It looks like the Cornell Dubilier is a non-stocked item as well...200pcs this time 



ace956 said:


> arca40,
> how many do you need?


8pcs


----------



## ace956 (Aug 28, 2009)

circa40,
this is a list of cornell dubilier distributors.
Cornell Dubilier Electronics Distributors

you want cap model: 381LQ682M063K032


----------



## ace956 (Aug 28, 2009)

circa40, 
well how's this, all of the soundstrewam amps i designed used 85* C capacitors. The thermostat to shut down the amp was 95* and that was on the heat sink right next to the output transistors. the capacitors and other components never got hotter than about 70* C. LOOK AND SEE HOW CLOSE THE CAPS ARE TO THE OUTPUT TRANSISTORS OR IF THERE IS A THERMOSTAT HOW FAR IS IT FROM THE CAPS.the thermostat should be under the pcboard and the caps should be on top of the board. if there not that close i would suggest you use 85*C caps.


----------



## dodgerblue (Jul 14, 2005)

It may be benificial to mention the original part and part number .Another option you more than likely have thought of already is using a 5600uf 63v 105 deg. 35 by 35mm part. with good ripple specs. With 22,400uf already on tap with the 5,600uf parts vs. 27,200uf is very marginal.


----------



## ace956 (Aug 28, 2009)

circa40,
the ripple current on that capacitor is rated at 120Hz, with a switching power supply your probably looking at 1000,000Hz on the primary and 50,000Hz on the secondary. I suggest you use the 85*C PART.


----------



## circa40 (Jan 20, 2008)

ace956 said:


> circa40,
> well how's this, all of the soundstrewam amps i designed used 85* C capacitors. The thermostat to shut down the amp was 95* and that was on the heat sink right next to the output transistors. the capacitors and other components never got hotter than about 70* C. LOOK AND SEE HOW CLOSE THE CAPS ARE TO THE OUTPUT TRANSISTORS OR IF THERE IS A THERMOSTAT HOW FAR IS IT FROM THE CAPS.the thermostat should be under the pcboard and the caps should be on top of the board. if there not that close i would suggest you use 85*C caps.
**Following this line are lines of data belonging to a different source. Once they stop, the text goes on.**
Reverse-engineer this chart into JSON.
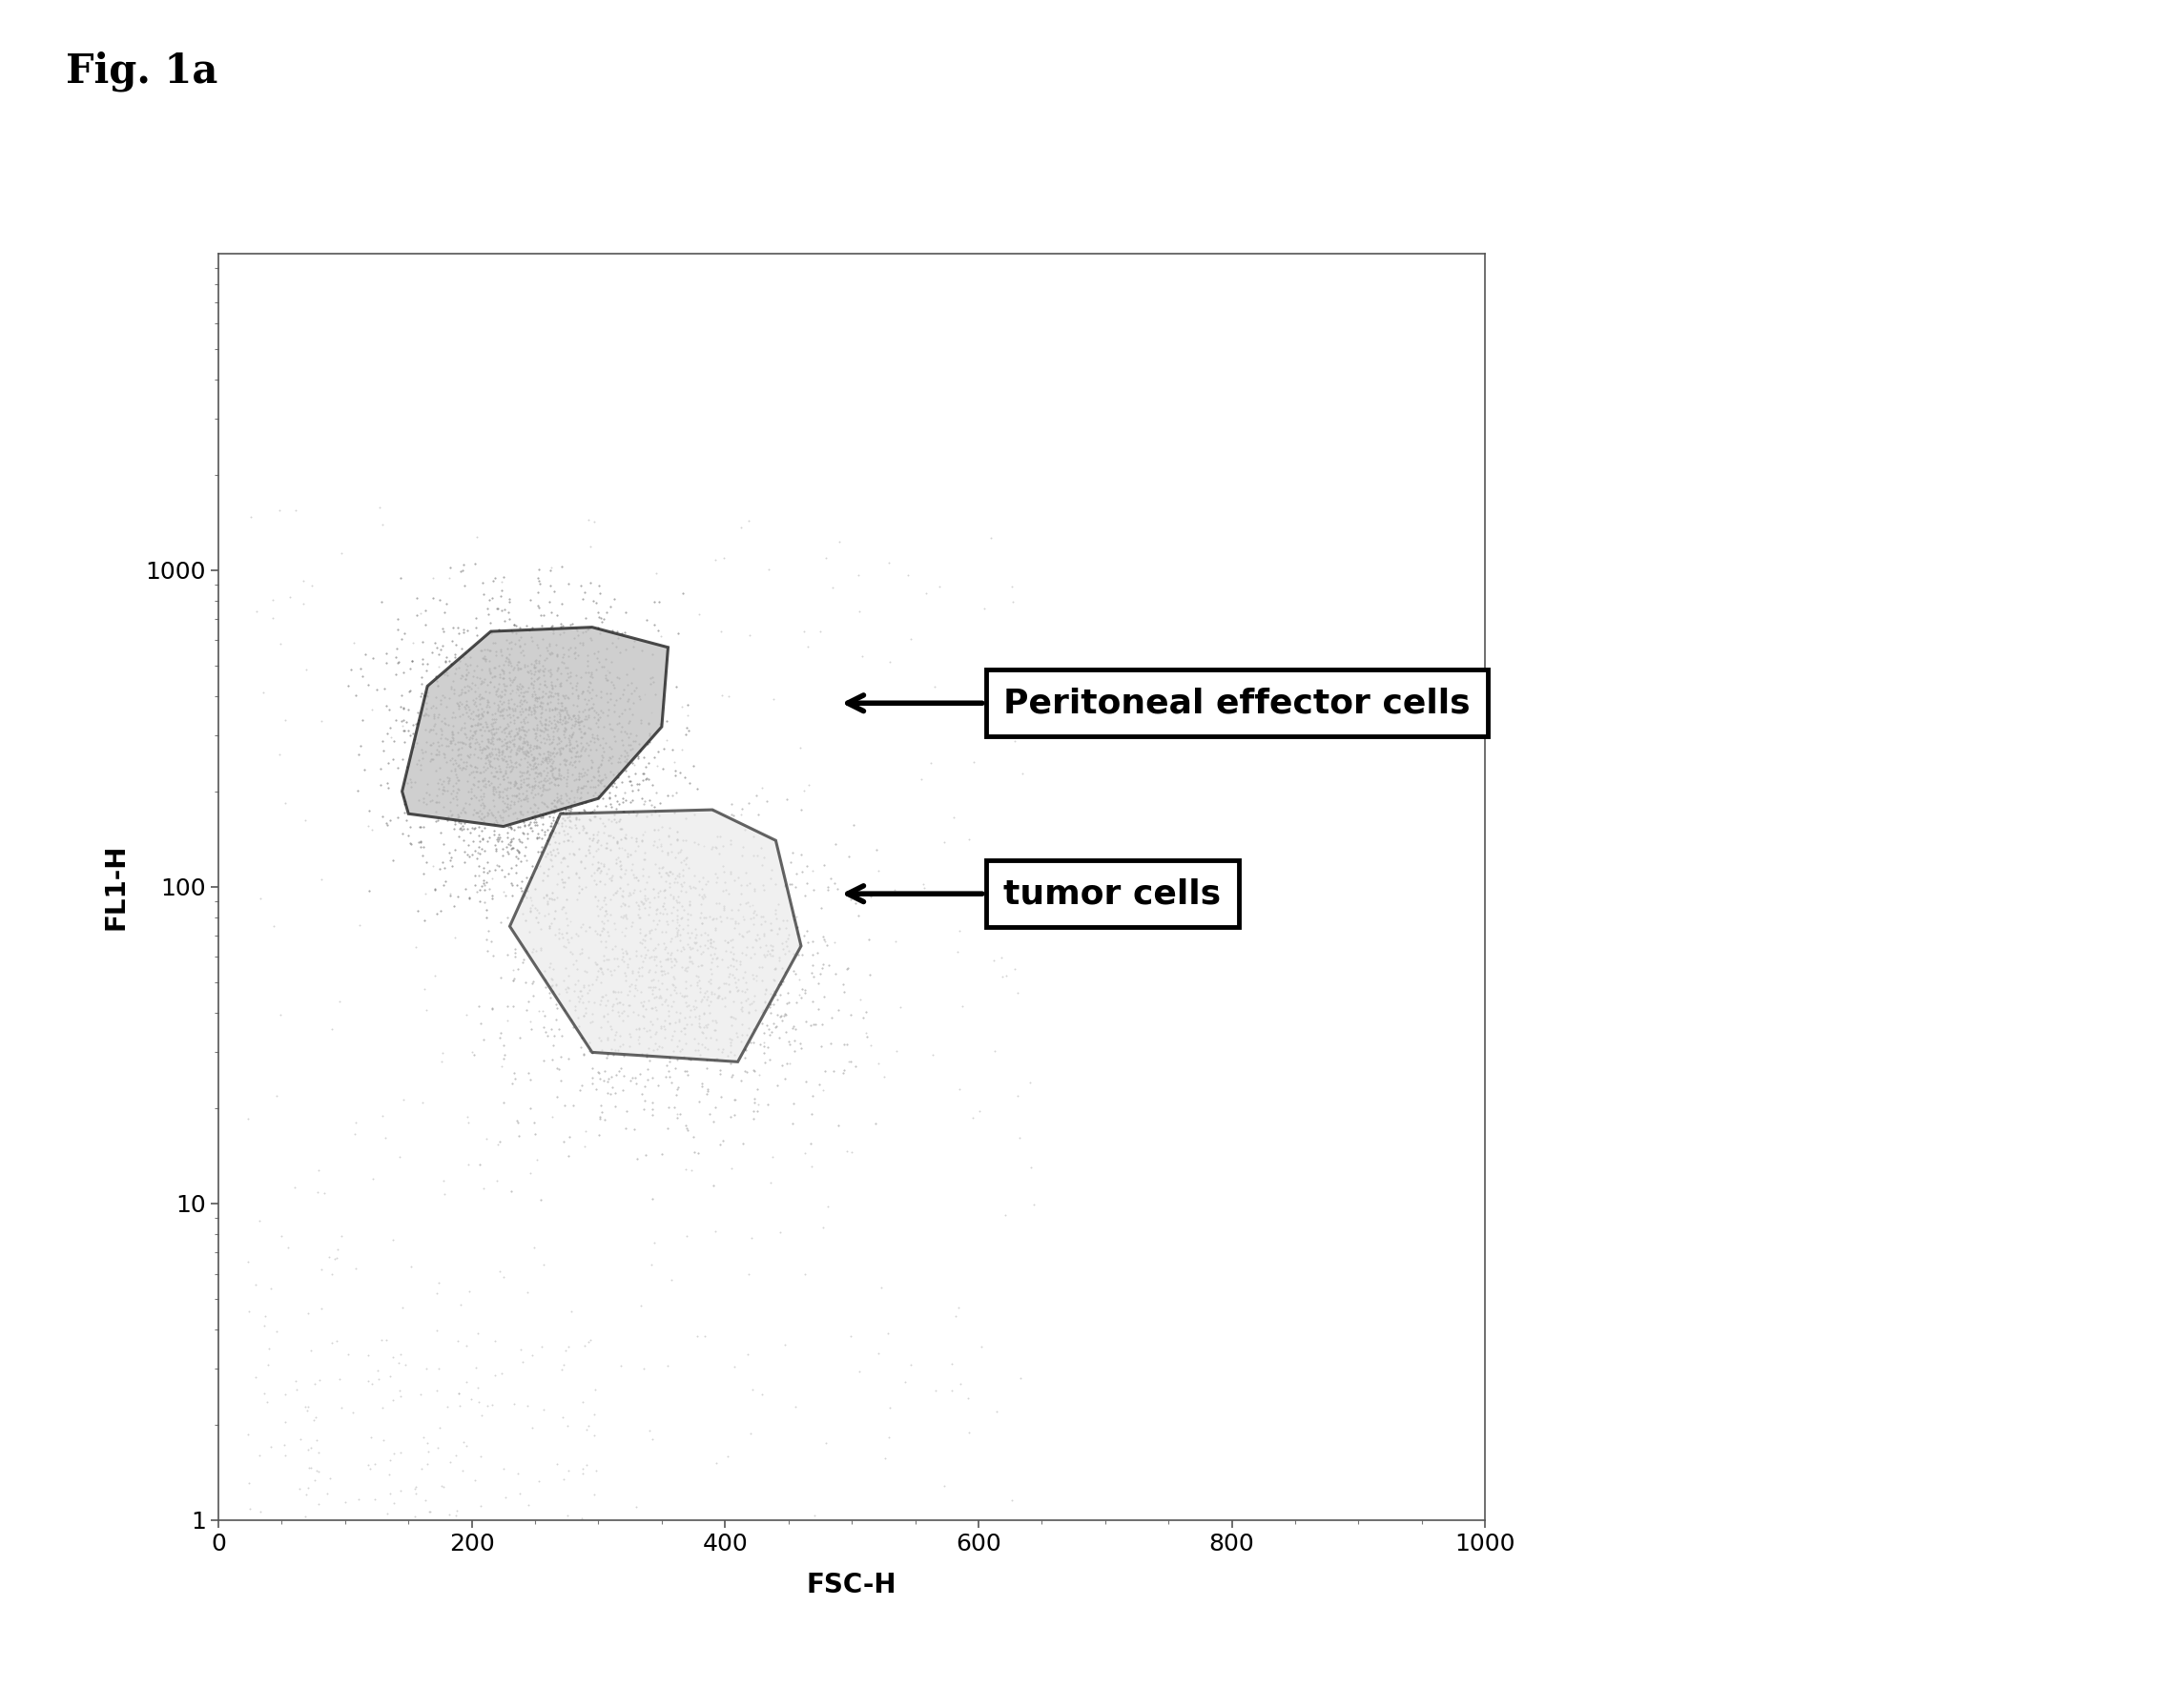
{
  "fig_label": "Fig. 1a",
  "xlabel": "FSC-H",
  "ylabel": "FL1-H",
  "background_color": "#ffffff",
  "plot_bg_color": "#ffffff",
  "label_fontsize": 20,
  "tick_fontsize": 18,
  "xmin": 0,
  "xmax": 1000,
  "ymin": 1,
  "ymax": 10000,
  "yticks": [
    1,
    10,
    100,
    1000
  ],
  "ytick_labels": [
    "1",
    "10",
    "100",
    "1000"
  ],
  "xticks": [
    0,
    200,
    400,
    600,
    800,
    1000
  ],
  "annotation1_text": "Peritoneal effector cells",
  "annotation2_text": "tumor cells",
  "scatter_color": "#888888",
  "gate_edge_color": "#111111",
  "effector_fill_color": "#c0c0c0",
  "tumor_fill_color": "#e8e8e8"
}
The output transistors and thermal sensor are on this amp is on the opposite side of rail caps. 



ace956 said:


> circa40,
> the ripple current on that capacitor is rated at 120Hz, with a switching power supply your probably looking at 1000,000Hz on the primary and 50,000Hz on the secondary. I suggest you use the 85*C PART.


Yeah, I think I'll just get the 85* caps. Thank you so much for the advice


----------